Ieri (vocalista): Sem dúvidas, meu show favorito foi o último. Se bem me lembro, foi no SESC, 913 sul. Foi um mini festival que nós mesmas organizamos com várias bandas amigas... tinha várias integrantes femininas, mulherada em peso, luta pela legalização do aborto. Era a mulherada envolvida em todas as etapas, com uma mensagem mais claramente política (frutos de muitos debates e mudanças internas). Uma celebração daquela nova cena que tínhamos criado juntas.

"Ieri, vocalista da lendária banda punk Bulimia, dá entrevista exclusiva ao Bolha Musical!" por Rafael Fioravanti | Bolha Musical

Bolha Musical: O disco da banda seria lançado em fevereiro de 2001, mas, infelizmente, a baterista Berila veio a falecer. De volta naquele momento, como você ficou sabendo da morte dela? Ieri (vocalista): A banda já praticamente não existia quando o disco foi para a fábrica. Mas existia todo um investimento feito, material e imaterial, então tínhamos combinado de fazer alguns shows de lançamento e parar com a banda depois.

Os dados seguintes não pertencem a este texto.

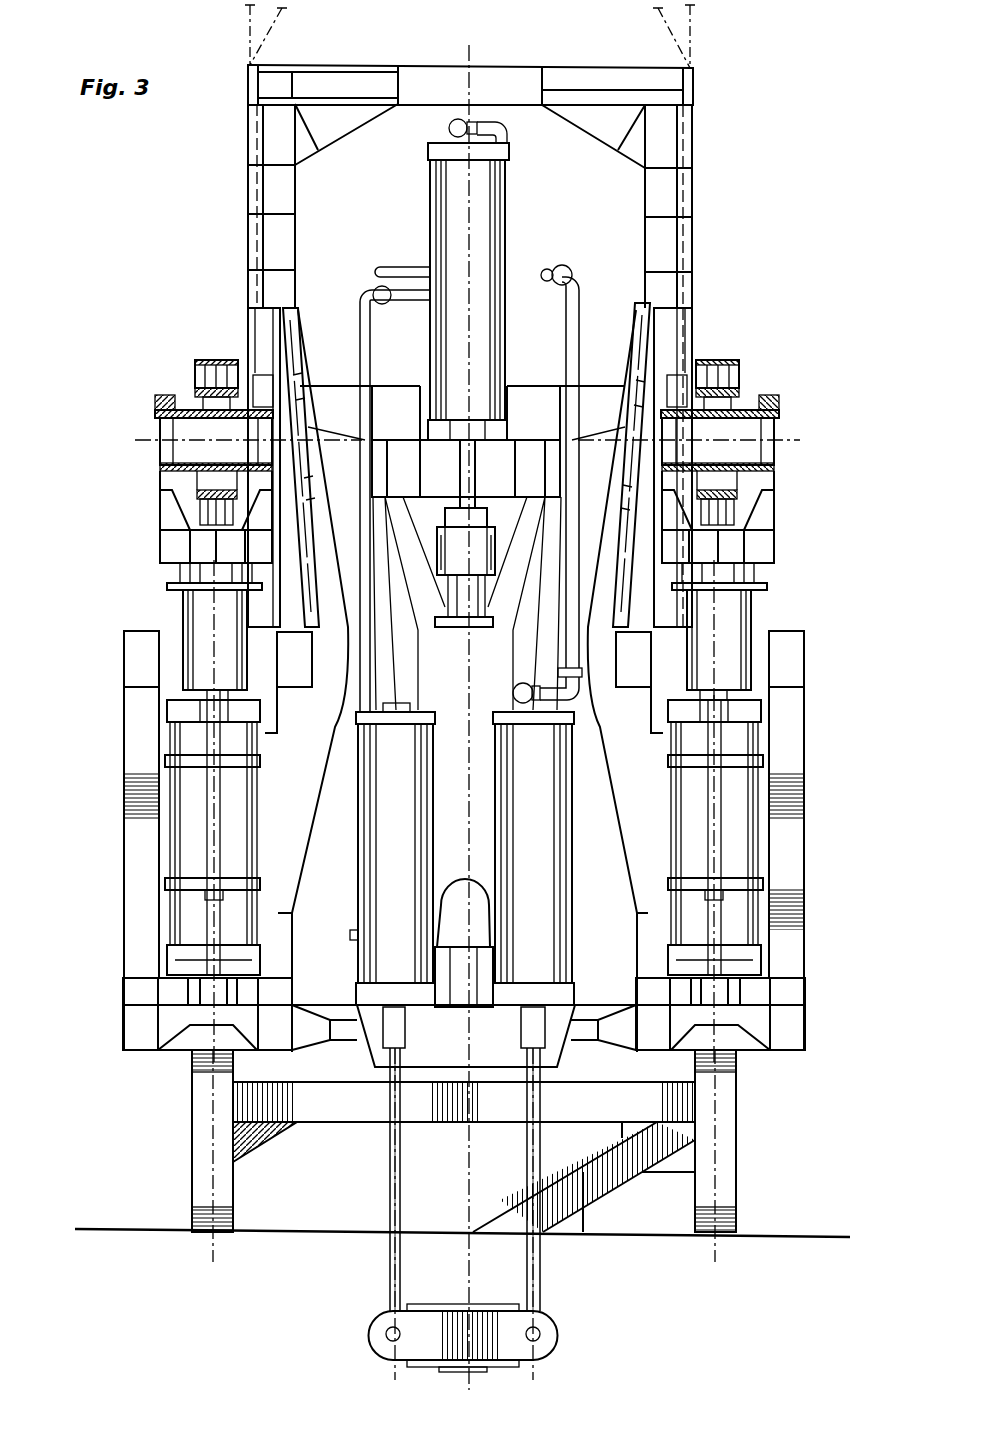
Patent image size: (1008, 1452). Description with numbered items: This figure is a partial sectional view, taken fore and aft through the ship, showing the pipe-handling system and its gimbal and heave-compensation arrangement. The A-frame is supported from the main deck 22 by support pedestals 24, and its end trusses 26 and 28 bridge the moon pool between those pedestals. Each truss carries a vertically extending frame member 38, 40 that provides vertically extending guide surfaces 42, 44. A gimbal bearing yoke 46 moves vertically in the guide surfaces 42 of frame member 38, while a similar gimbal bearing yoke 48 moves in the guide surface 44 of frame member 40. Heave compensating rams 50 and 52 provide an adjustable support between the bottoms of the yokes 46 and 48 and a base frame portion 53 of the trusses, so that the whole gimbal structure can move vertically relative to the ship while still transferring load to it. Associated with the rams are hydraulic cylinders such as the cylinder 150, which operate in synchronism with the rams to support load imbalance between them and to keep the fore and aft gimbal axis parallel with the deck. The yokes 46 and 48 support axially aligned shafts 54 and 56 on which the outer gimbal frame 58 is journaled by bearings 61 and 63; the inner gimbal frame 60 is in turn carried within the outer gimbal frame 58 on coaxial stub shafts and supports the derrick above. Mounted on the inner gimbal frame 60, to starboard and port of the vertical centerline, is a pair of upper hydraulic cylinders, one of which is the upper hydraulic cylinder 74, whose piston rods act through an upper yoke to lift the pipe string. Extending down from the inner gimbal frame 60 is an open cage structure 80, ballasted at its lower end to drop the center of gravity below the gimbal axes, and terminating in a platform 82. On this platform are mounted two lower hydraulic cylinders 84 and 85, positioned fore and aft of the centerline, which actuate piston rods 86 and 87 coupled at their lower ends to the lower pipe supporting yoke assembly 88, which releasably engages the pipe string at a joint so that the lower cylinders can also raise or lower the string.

The main deck 22 is at (772, 1233).
The support pedestals 24 is at (727, 1116).
The end truss 26 is at (806, 727).
The end truss 28 is at (123, 745).
The vertically extending frame member 38 is at (618, 470).
The vertically extending frame member 40 is at (310, 480).
The guide surfaces 42 is at (670, 335).
The guide surface 44 is at (262, 327).
The gimbal bearing yoke 46 is at (773, 520).
The gimbal bearing yoke 48 is at (160, 507).
The heave compensating ram 50 is at (754, 622).
The heave compensating ram 52 is at (180, 610).
The base frame portion 53 is at (122, 995).
The shaft 54 is at (780, 423).
The shaft 56 is at (158, 448).
The outer gimbal frame 58 is at (232, 360).
The inner gimbal frame 60 is at (597, 386).
The bearing 61 is at (737, 407).
The bearing 63 is at (205, 398).
The upper hydraulic cylinder 74 is at (508, 228).
The open cage structure 80 is at (550, 605).
The platform 82 is at (414, 1055).
The lower hydraulic cylinder 84 is at (545, 857).
The lower hydraulic cylinder 85 is at (378, 752).
The piston rod 86 is at (543, 1257).
The piston rod 87 is at (388, 1258).
The lower pipe supporting yoke assembly 88 is at (508, 1323).
The hydraulic cylinder 150 is at (717, 836).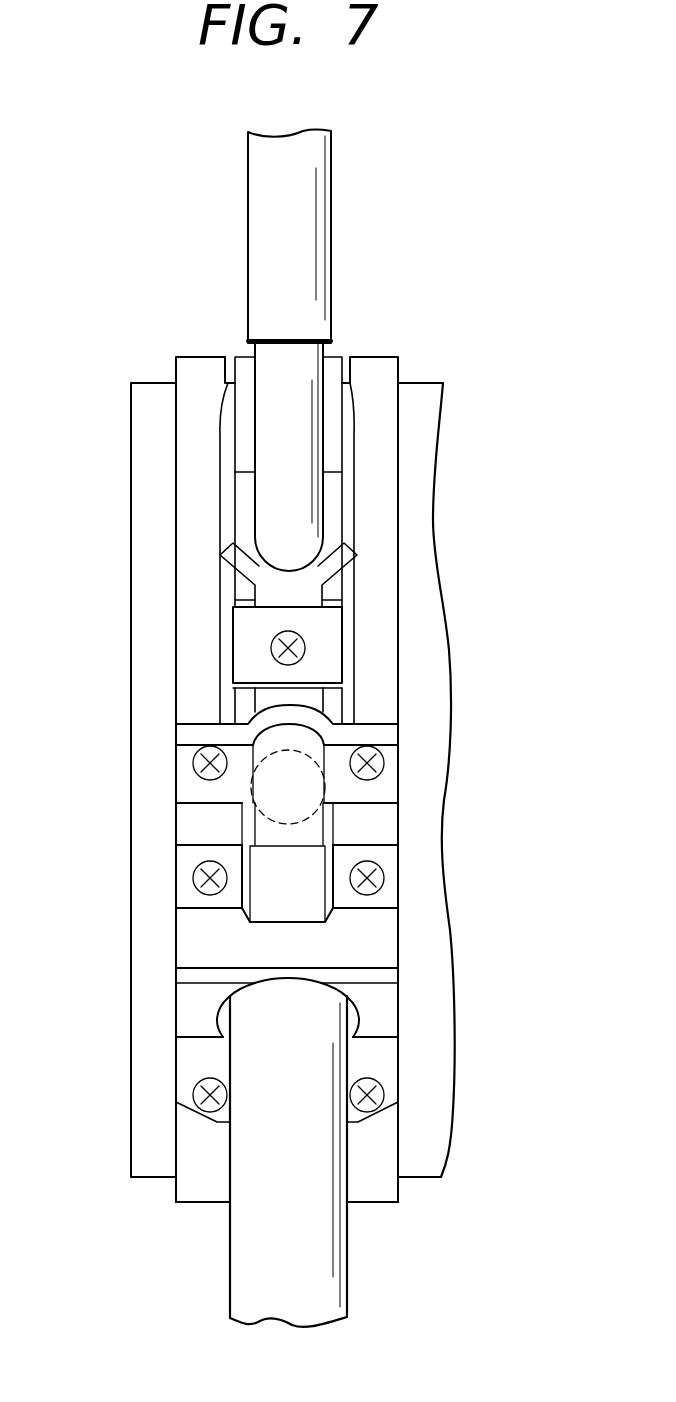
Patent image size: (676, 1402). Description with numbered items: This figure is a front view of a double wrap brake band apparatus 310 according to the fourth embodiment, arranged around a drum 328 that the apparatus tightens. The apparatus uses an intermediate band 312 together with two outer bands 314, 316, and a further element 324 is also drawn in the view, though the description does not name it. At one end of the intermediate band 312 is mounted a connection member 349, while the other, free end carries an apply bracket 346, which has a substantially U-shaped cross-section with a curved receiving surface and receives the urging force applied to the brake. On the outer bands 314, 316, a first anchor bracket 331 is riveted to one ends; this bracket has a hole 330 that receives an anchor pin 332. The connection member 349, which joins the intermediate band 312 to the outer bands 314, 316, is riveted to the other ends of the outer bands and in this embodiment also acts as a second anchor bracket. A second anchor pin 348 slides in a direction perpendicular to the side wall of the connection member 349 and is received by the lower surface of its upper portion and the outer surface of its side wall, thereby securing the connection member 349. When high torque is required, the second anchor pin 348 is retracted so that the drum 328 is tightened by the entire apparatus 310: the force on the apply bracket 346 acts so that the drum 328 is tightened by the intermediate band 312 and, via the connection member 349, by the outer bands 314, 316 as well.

The double wrap brake band apparatus 310 is at (364, 162).
The intermediate band 312 is at (328, 373).
The outer band 314 is at (195, 368).
The outer band 316 is at (392, 373).
The shaft 324 is at (307, 436).
The apply bracket 346 is at (302, 585).
The drum 328 is at (431, 607).
The connection member 349 is at (392, 732).
The second anchor pin 348 is at (280, 780).
The first anchor bracket 331 is at (390, 858).
The hole 330 is at (353, 1018).
The anchor pin 332 is at (330, 1253).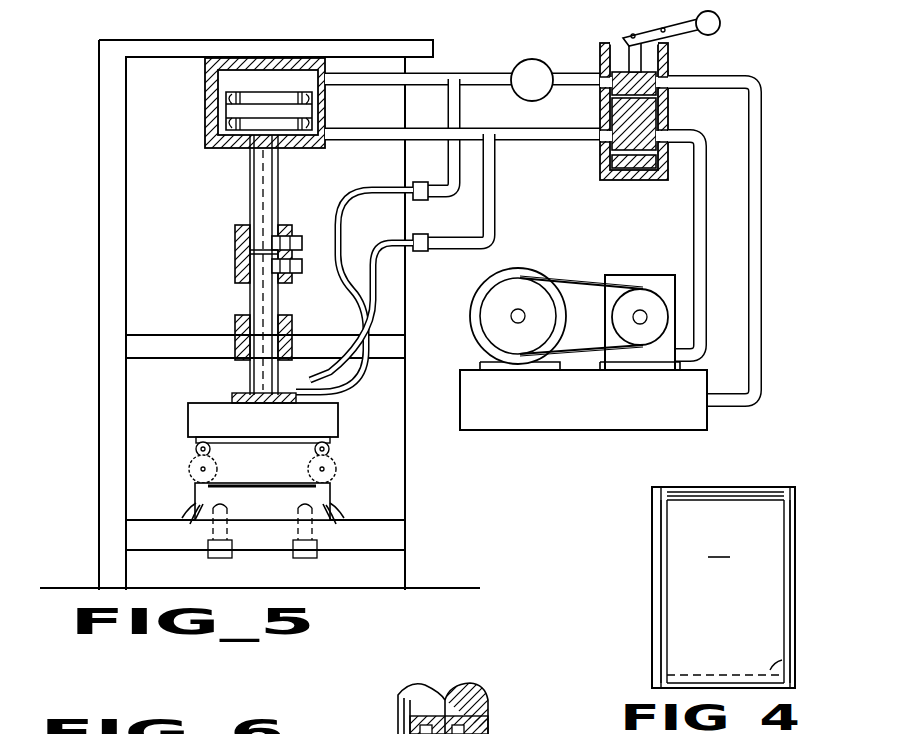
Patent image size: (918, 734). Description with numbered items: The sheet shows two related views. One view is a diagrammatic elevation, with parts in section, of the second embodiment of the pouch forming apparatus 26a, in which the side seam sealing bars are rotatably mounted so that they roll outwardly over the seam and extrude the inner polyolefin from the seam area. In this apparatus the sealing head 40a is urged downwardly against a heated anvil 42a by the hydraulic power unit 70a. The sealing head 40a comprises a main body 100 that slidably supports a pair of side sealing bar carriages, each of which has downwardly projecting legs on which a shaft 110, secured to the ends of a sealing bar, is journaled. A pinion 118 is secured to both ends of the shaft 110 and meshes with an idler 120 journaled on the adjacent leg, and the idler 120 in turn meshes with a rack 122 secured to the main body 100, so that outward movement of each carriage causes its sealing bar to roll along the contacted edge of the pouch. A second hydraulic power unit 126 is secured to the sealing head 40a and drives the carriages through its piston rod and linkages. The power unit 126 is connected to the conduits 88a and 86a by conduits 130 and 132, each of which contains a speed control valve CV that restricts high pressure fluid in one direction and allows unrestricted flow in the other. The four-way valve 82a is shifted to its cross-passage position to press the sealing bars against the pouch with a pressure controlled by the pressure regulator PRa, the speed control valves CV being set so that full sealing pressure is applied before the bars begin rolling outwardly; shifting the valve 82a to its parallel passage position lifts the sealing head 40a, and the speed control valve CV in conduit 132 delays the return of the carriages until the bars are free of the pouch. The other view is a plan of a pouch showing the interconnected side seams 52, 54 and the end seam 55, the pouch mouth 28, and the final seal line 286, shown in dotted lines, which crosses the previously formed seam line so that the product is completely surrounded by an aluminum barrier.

In FIG. 5, the pouch forming apparatus 26a is at (366, 36).
In FIG. 5, the hydraulic power unit 70a is at (210, 60).
In FIG. 5, the hydraulic power unit 126 is at (248, 376).
In FIG. 5, the conduit 88a is at (481, 73).
In FIG. 5, the conduit 86a is at (517, 143).
In FIG. 5, the pressure regulator PRa is at (532, 80).
In FIG. 5, the four-way valve 82a is at (670, 60).
In FIG. 5, the speed control valve CV is at (431, 232).
In FIG. 5, the conduit 130 is at (360, 190).
In FIG. 6, the conduit 130 is at (518, 732).
In FIG. 5, the conduit 132 is at (378, 250).
In FIG. 5, the sealing head 40a is at (334, 412).
In FIG. 5, the main body 100 is at (190, 410).
In FIG. 5, the rack 122 is at (312, 448).
In FIG. 5, the idler 120 is at (194, 449).
In FIG. 5, the pinion 118 is at (189, 469).
In FIG. 5, the shaft 110 is at (318, 469).
In FIG. 5, the anvil 42a is at (194, 495).
In FIG. 4, the mouth 28 is at (692, 666).
In FIG. 4, the end seam 55 is at (700, 498).
In FIG. 4, the side seam 52 is at (663, 548).
In FIG. 4, the side seam 54 is at (786, 548).
In FIG. 4, the seal line 286 is at (784, 660).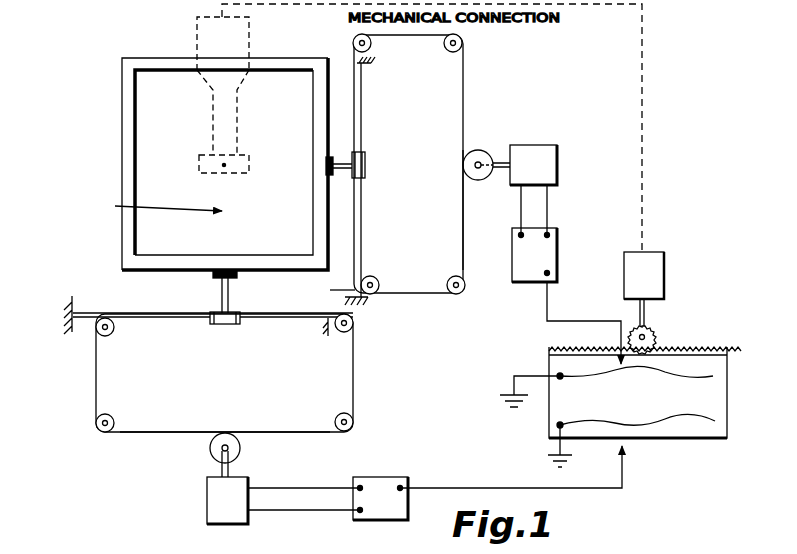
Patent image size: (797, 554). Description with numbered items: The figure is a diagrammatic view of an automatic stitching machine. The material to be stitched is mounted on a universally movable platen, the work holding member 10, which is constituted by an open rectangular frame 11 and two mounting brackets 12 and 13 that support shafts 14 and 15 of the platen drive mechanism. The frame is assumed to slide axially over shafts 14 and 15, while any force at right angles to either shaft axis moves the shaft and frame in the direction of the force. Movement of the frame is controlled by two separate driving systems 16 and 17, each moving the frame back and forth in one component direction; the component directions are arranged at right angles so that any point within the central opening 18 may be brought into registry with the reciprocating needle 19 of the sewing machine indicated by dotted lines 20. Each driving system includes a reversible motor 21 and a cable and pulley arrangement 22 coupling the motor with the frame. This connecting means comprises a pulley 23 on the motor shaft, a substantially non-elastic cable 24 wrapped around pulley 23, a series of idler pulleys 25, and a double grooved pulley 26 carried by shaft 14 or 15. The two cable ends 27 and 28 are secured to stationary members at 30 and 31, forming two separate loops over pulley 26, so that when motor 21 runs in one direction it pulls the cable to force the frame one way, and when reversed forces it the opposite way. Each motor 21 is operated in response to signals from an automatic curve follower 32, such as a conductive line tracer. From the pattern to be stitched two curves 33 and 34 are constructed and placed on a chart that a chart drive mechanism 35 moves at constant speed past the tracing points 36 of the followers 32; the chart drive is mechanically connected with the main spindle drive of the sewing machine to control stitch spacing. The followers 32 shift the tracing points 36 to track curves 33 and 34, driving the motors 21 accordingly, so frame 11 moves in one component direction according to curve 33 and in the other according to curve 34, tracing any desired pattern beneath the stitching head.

The work holding member 10 is at (123, 163).
The open rectangular frame 11 is at (127, 236).
The mounting bracket 12 is at (237, 277).
The mounting bracket 13 is at (332, 176).
The shaft 14 is at (222, 298).
The shaft 15 is at (342, 164).
The driving system 16 is at (224, 373).
The driving system 17 is at (408, 164).
The central opening 18 is at (154, 207).
The reciprocating needle 19 is at (224, 165).
The sewing machine 20 is at (197, 45).
The reversible motor 21 is at (207, 486).
The cable and pulley arrangement 22 is at (356, 375).
The pulley 23 is at (210, 452).
The cable 24 is at (166, 432).
The idler pulley 25 is at (109, 336).
The double grooved pulley 26 is at (232, 324).
The cable end 27 is at (88, 313).
The cable end 28 is at (383, 97).
The stationary member 30 is at (72, 330).
The stationary member 31 is at (329, 336).
The curve follower 32 is at (388, 476).
The curve 33 is at (593, 376).
The curve 34 is at (640, 420).
The chart drive mechanism 35 is at (646, 312).
The tracing point 36 is at (624, 360).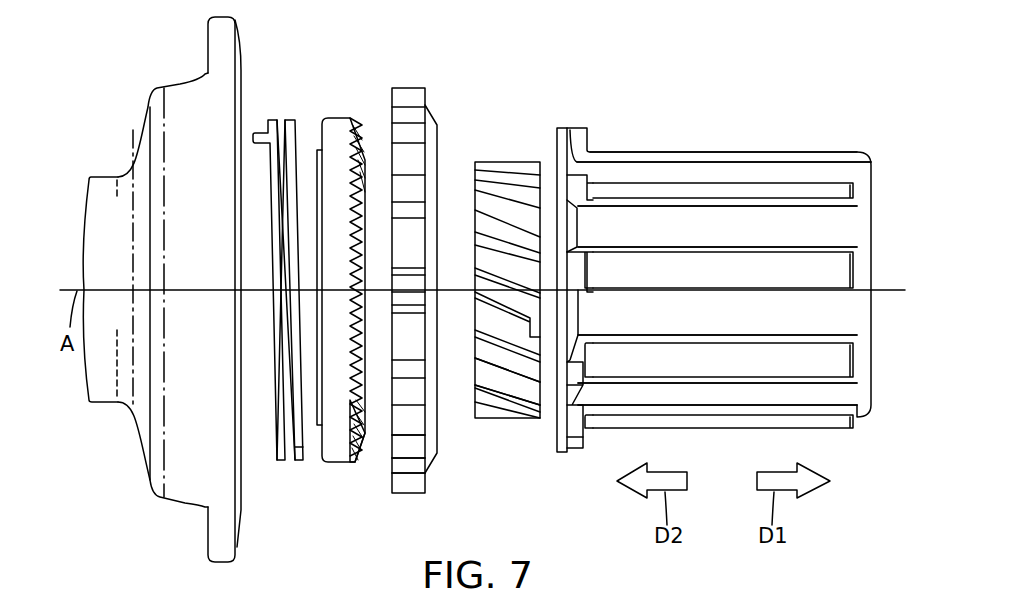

Já tinham acontecido umas brigas, sem muita importância... mas o fato é que já estávamos bem afastadas. Eu estava no trabalho quando me ligaram para contar. Fiquei em choque. A Berila foi a primeira pessoa próxima a mim a morrer e eu tive que convocar um grupo de amigas para dormir em casa, porque eu não queria estar sozinha. Foi uma tragédia. Morte super prematura, em condições horríveis. Berila era uma nadadora exímia, que participava de pequenas competições e tudo.


Bolha Musical: Do que é que você mais sente falta nela? Ieri (vocalista): No começo, Berila e eu discutíamos muito porque tínhamos idéias muito diferentes a respeito do machismo, do feminismo e de várias coisas do mundo. Como tínhamos personalidades bastante fortes, foi todo um processo de adaptação de uma com a outra. A Berila falava as coisas sem pensar e eu sempre questionava tudo, então o começo era puro combate. Mas aí veio o amor por essa personalidade forte e afiada dela, e ela acabou virando a minha melhor amiga no grupo. Eu sinto muita falta dela e ponto.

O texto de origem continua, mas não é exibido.